Do Wah Diddy
"I like your dress."
Some people have nice figures. There is no argument about it, surely. A person usually knows when they have a nice figure (or a 'good' figure or an 'attractive' figure). Other people usually know when they haven't, or they are somewhere in between, like most of us. Of course there are variations of 'nice figure' – muscularity, amount of body fat, roundness or straightness, or whatever – and personal taste and different cultures. There is not one exact nice figure but a range of nice figures, depending the viewer's particular perspective. The common factor is that there is such a thing as a nice figure that is nice to look at and nothing more.
A particular woman knows she has a good, athletic figure. She likes to admire herself doing twirls in the full-length mirror in her bedroom. She has a wardrobe full of dresses and dozens of pairs of shoes. Whenever she goes out somewhere she stands at the mirror to make sure she's looking as great as ever (she always does).

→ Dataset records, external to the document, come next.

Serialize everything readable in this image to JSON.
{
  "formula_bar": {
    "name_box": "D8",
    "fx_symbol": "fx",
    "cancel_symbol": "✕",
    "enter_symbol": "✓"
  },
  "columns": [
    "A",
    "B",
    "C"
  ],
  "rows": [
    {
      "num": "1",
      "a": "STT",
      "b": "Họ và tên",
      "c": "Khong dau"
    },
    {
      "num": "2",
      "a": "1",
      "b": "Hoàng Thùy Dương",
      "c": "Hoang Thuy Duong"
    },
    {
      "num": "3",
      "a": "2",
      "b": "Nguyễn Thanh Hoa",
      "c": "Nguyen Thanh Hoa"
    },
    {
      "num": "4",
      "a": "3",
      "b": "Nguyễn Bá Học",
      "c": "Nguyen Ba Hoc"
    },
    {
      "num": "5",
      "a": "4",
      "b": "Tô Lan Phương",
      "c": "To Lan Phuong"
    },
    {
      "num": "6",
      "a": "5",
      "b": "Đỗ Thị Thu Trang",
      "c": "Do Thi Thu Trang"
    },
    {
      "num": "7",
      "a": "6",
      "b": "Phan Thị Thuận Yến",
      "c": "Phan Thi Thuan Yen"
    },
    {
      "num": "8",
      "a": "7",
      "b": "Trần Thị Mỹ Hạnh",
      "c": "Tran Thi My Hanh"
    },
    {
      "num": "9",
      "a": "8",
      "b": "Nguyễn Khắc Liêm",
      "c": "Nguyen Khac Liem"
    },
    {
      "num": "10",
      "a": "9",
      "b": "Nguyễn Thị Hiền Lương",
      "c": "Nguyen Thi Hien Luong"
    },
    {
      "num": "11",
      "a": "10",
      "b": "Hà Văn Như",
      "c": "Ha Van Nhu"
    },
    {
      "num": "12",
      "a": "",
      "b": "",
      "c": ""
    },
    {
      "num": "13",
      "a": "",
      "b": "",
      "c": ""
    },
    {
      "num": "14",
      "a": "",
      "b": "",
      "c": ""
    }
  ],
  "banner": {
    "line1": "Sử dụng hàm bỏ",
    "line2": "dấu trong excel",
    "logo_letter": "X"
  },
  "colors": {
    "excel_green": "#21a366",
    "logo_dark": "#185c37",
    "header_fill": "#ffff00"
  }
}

This same woman is on the staff at the CBI. A couple of years ago, in November, at the annual conference, she caught the eye of some bigwig or another who knows a good figure when he sees one. At some point during the conference the man made a comment to the woman about her appearance. He told her the dress she was wearing suited her figure (it did – the woman made sure of it). He said afterwards that she looked a bit glum and he wanted to say something to cheer her up a little.
The woman was so offended by it that she complained to her manager about the man's 'inappropriate conduct' in commenting to her about her appearance. The man was more or less forced to apologise for his remark after being spoken to by the Director General and said he was "mortified after making the comment" (i.e. "I should not have said it," although, privately, he presumably meant what he'd said). What is an apology, actually?
It seems ridiculous to me that offence would be taken when someone says your clothes suit your figure. That is what clothes are supposed to do: fit. Perhaps it's less about the clothes than the body and it really means something more risqué. I have seen a young male employee with a nice slim figure go in a typing pool full of women all turning round saying: "Nice suit Andrew. New, is it? Suits your build" (or something along those lines). Perhaps I should not even mention "typing pool" and "women" in the same sentence in case someone is offended by the insinuation that typing jobs are only for women (they were, but times have changed). Perhaps this Andrew was embarrassed or perhaps he wasn't. Either way, he will have got over it.
The CBI bigwig might have survived relatively unscathed had he not also been accused by other women of pinching their bottoms and whatnot, and telling a woman that her dress made it hard for him to concentrate on anything else. Such things should not be acceptable in a workplace but I think there is also a funny side to it if not taken too far, like saying to a woman she's got 'incredible tits' for example, or a 'sexy arse'. But a captain of industry being unable to concentrate on anything else than a woman's dress is really quite funny. I am sorry if you don't see the joke.